Something -- it came to be called "dark energy," but scientists still
don't know precisely what it is -- is repelling all the matter in the
universe. It was an idea first articulated by Albert Einstein, who
later rejected it as his "biggest blunder."
Riess thought at first that there must be a glitch in his own math. But
the more his team members checked and rechecked, the more they became
convinced the acceleration was real.
"When I was writing that paper 10 years ago, I had no idea this would
remain true. Most things in science that are really surprising are
wrong," he said.
Once he'd published, he thought someone else would find an error in his
work. No one did. "If anything, the evidence has gotten a lot
stronger," he said.
"I think of this as the end of the beginning for cosmology," Riess
said. "Now, for the first time, we have plumbed the depths of the
universe and identified all the first constituents." Now, scientists
believe dark energy constitutes 70 percent of all the matter and energy
in the universe. But they still have no idea what it is or how it works.
The second would be the search for planets -- and ultimately habitable, or inhabited planets -- around distant stars.
Riess has said he once worried aloud to his mother that he'd peaked too early in his career. But "that was the concern of a 29-year-old," he said, laughing. "I've come to realize over time how rare these discoveries are, and I've learned to appreciate it more. ... You're lucky to get such a mystery in your time to work on."
In 1999, Riess moved to the Space Telescope Science Institute in
Baltimore to continue his work, using the Hubble Space Telescope. He
and his colleagues began publishing more results, adding evidence to
support their discovery.
In 2006 he joined the faculty at Hopkins, where he is now a professor
in the Henry A. Rowland Department of Physics and Astronomy.
This is not the first Gruber Cosmology Prize for a Hopkins scientist, nor for a Marylander.
Last year's Gruber was presented to John Mather, an astrophysicist at
the Goddard Space Flight Center, in Greenbelt.

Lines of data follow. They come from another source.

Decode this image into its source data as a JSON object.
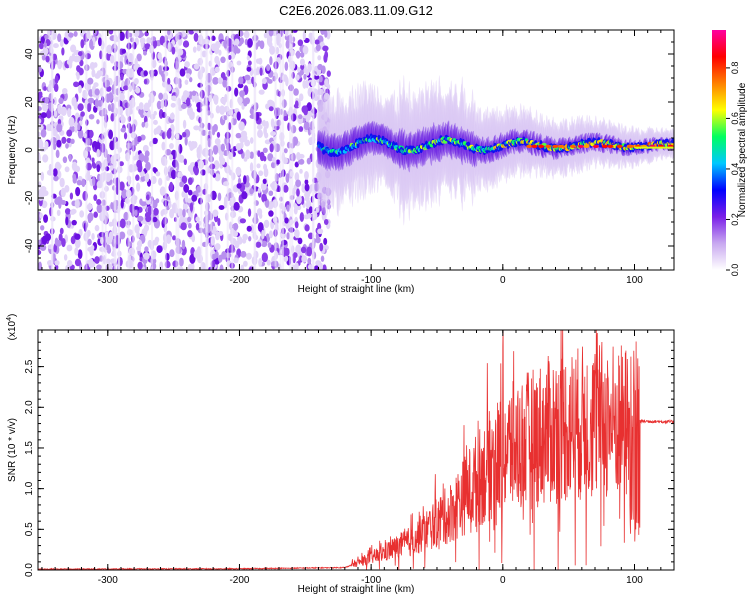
{
  "title": "C2E6.2026.083.11.09.G12",
  "chart_data": [
    {
      "type": "heatmap",
      "name": "spectrogram",
      "xlabel": "Height of straight line (km)",
      "ylabel": "Frequency (Hz)",
      "xlim": [
        -353,
        130
      ],
      "ylim": [
        -50,
        50
      ],
      "xticks": [
        -300,
        -200,
        -100,
        0,
        100
      ],
      "yticks": [
        -40,
        -20,
        0,
        20,
        40
      ],
      "colorbar": {
        "label": "Normalized spectral amplitude",
        "range": [
          0,
          0.95
        ],
        "ticks": [
          0.0,
          0.2,
          0.4,
          0.6,
          0.8
        ],
        "tick_labels": [
          "0.0",
          "0.2",
          "0.4",
          "0.6",
          "0.8"
        ],
        "colormap": [
          "#ffffff",
          "#c8a8f0",
          "#7a1ee8",
          "#0000ff",
          "#00c8ff",
          "#00ff60",
          "#ffff00",
          "#ff8000",
          "#ff0000",
          "#ff00a0"
        ]
      },
      "regions": [
        {
          "from": -353,
          "to": -140,
          "description_level": 0.15,
          "band_hz": [
            -50,
            50
          ]
        },
        {
          "from": -140,
          "to": 130,
          "description_level": 0.5,
          "band_hz": [
            -8,
            12
          ]
        }
      ]
    },
    {
      "type": "line",
      "name": "snr",
      "xlabel": "Height of straight line (km)",
      "ylabel": "SNR (10 * v/v)",
      "multiplier_label": "(x10",
      "multiplier_exp": "4",
      "multiplier_close": ")",
      "xlim": [
        -353,
        130
      ],
      "ylim": [
        0,
        2.95
      ],
      "xticks": [
        -300,
        -200,
        -100,
        0,
        100
      ],
      "yticks": [
        0.0,
        0.5,
        1.0,
        1.5,
        2.0,
        2.5
      ],
      "ytick_labels": [
        "0.0",
        "0.5",
        "1.0",
        "1.5",
        "2.0",
        "2.5"
      ],
      "color": "#e83030",
      "envelope": [
        {
          "x": -353,
          "y": 0.01
        },
        {
          "x": -200,
          "y": 0.015
        },
        {
          "x": -120,
          "y": 0.03
        },
        {
          "x": -100,
          "y": 0.15
        },
        {
          "x": -70,
          "y": 0.35
        },
        {
          "x": -40,
          "y": 0.7
        },
        {
          "x": -20,
          "y": 1.1
        },
        {
          "x": 0,
          "y": 1.45
        },
        {
          "x": 20,
          "y": 1.6
        },
        {
          "x": 40,
          "y": 1.75
        },
        {
          "x": 60,
          "y": 1.8
        },
        {
          "x": 80,
          "y": 1.85
        },
        {
          "x": 95,
          "y": 1.8
        },
        {
          "x": 105,
          "y": 1.83
        },
        {
          "x": 130,
          "y": 1.82
        }
      ]
    }
  ]
}
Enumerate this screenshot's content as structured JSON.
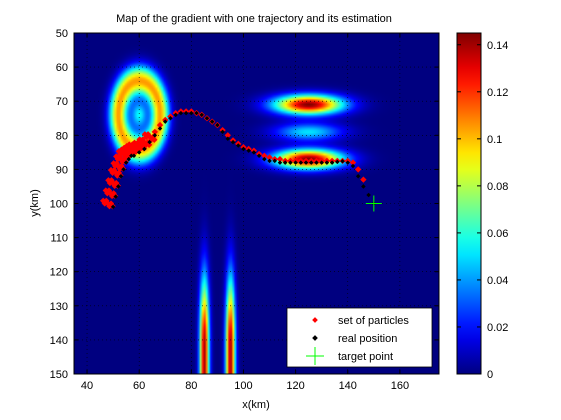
{
  "chart_data": {
    "type": "heatmap",
    "title": "Map of the gradient with one trajectory and its estimation",
    "xlabel": "x(km)",
    "ylabel": "y(km)",
    "xlim": [
      35,
      175
    ],
    "ylim": [
      50,
      150
    ],
    "y_reversed": true,
    "x_ticks": [
      40,
      60,
      80,
      100,
      120,
      140,
      160
    ],
    "y_ticks": [
      50,
      60,
      70,
      80,
      90,
      100,
      110,
      120,
      130,
      140,
      150
    ],
    "grid": true,
    "colormap": "jet",
    "colorbar": {
      "min": 0,
      "max": 0.145,
      "ticks": [
        0,
        0.02,
        0.04,
        0.06,
        0.08,
        0.1,
        0.12,
        0.14
      ]
    },
    "field_sources": [
      {
        "kind": "ring",
        "cx": 60,
        "cy": 74,
        "r": 8,
        "w": 3.5,
        "amp": 0.105,
        "hole_amp": 0.055,
        "hole_r": 3
      },
      {
        "kind": "lobes",
        "cx": 125,
        "cy": 79,
        "sx": 13,
        "dy": 8,
        "sy": 2.8,
        "amp": 0.145
      },
      {
        "kind": "vstripe",
        "cx": 85,
        "sx": 1.8,
        "peak_y": 142,
        "sy": 9,
        "amp": 0.14
      },
      {
        "kind": "vstripe",
        "cx": 95,
        "sx": 1.8,
        "peak_y": 142,
        "sy": 9,
        "amp": 0.14
      }
    ],
    "series": [
      {
        "name": "real position",
        "color": "#000000",
        "x": [
          50,
          51,
          52,
          53,
          54,
          55,
          56,
          57,
          58,
          60,
          62,
          64,
          66,
          68,
          70,
          72,
          74,
          76,
          78,
          80,
          82,
          84,
          86,
          88,
          90,
          92,
          94,
          96,
          98,
          100,
          102,
          104,
          106,
          108,
          110,
          112,
          114,
          116,
          118,
          120,
          122,
          124,
          126,
          128,
          130,
          132,
          134,
          136,
          138,
          140,
          142,
          144,
          146,
          148,
          150
        ],
        "y": [
          101,
          98,
          95,
          92,
          90,
          88,
          87,
          86,
          86,
          85,
          84,
          82,
          80,
          78,
          76,
          75,
          74,
          73.5,
          73.5,
          73.5,
          73.5,
          74,
          75,
          76,
          77,
          79,
          81,
          82,
          83,
          84,
          84.5,
          85,
          86,
          87,
          87.5,
          87.5,
          88,
          88,
          88,
          88,
          88,
          88,
          88,
          88,
          88,
          88,
          88,
          87.8,
          87.6,
          88,
          89,
          92,
          95,
          97.5,
          100
        ]
      },
      {
        "name": "set of particles",
        "color": "#ff0000",
        "x": [
          48,
          49,
          50,
          51,
          52,
          53,
          54,
          55,
          56,
          57,
          58,
          60,
          62,
          64,
          66,
          68,
          70,
          72,
          74,
          76,
          78,
          80,
          82,
          84,
          86,
          88,
          90,
          92,
          94,
          96,
          98,
          100,
          102,
          104,
          106,
          108,
          110,
          112,
          114,
          116,
          118,
          120,
          122,
          124,
          126,
          128,
          130,
          132,
          134,
          136,
          138,
          140,
          142,
          144,
          146
        ],
        "y": [
          100,
          97,
          94,
          91,
          89,
          87,
          85.5,
          85,
          84.5,
          84,
          83.5,
          83,
          82,
          80.5,
          79,
          77,
          75.5,
          74.5,
          73.5,
          73,
          73,
          73,
          73.5,
          74,
          75,
          76,
          77,
          78.5,
          80,
          81.5,
          82.5,
          83.5,
          84,
          84.5,
          85.5,
          86,
          86.5,
          87,
          87,
          87.5,
          87.5,
          87.5,
          87.5,
          87.5,
          87.5,
          87.5,
          87.5,
          87.5,
          87.5,
          87.5,
          87.5,
          87.5,
          88,
          90,
          93
        ]
      },
      {
        "name": "target point",
        "color": "#00ff00",
        "marker": "+",
        "x": [
          150
        ],
        "y": [
          100
        ]
      }
    ],
    "legend": {
      "placement": "bottom-right",
      "entries": [
        "set of particles",
        "real position",
        "target point"
      ]
    }
  }
}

He led NASA's Cosmic
Background Explorer (COBE) team, whose discoveries earned Mather and
Berkeley's George F. Smoot the 2006 Nobel Prize in physics.
Another member of NASA's COBE team who shared the 2006 Gruber award was Hopkins astrophysicist Charles L. Bennett.
The COBE orbiting observatory measured remnants of the microwave and
infrared radiation released with the Big Bang that cosmologists believe
marked the beginning of all space, matter and time.
Slight variations in that radiation across the sky, the COBE team
discovered, marked differences in density, called "anisotropies," that
-- with gravity -- gave rise, over billions of years, to the galaxies,
stars, planets and everything on them.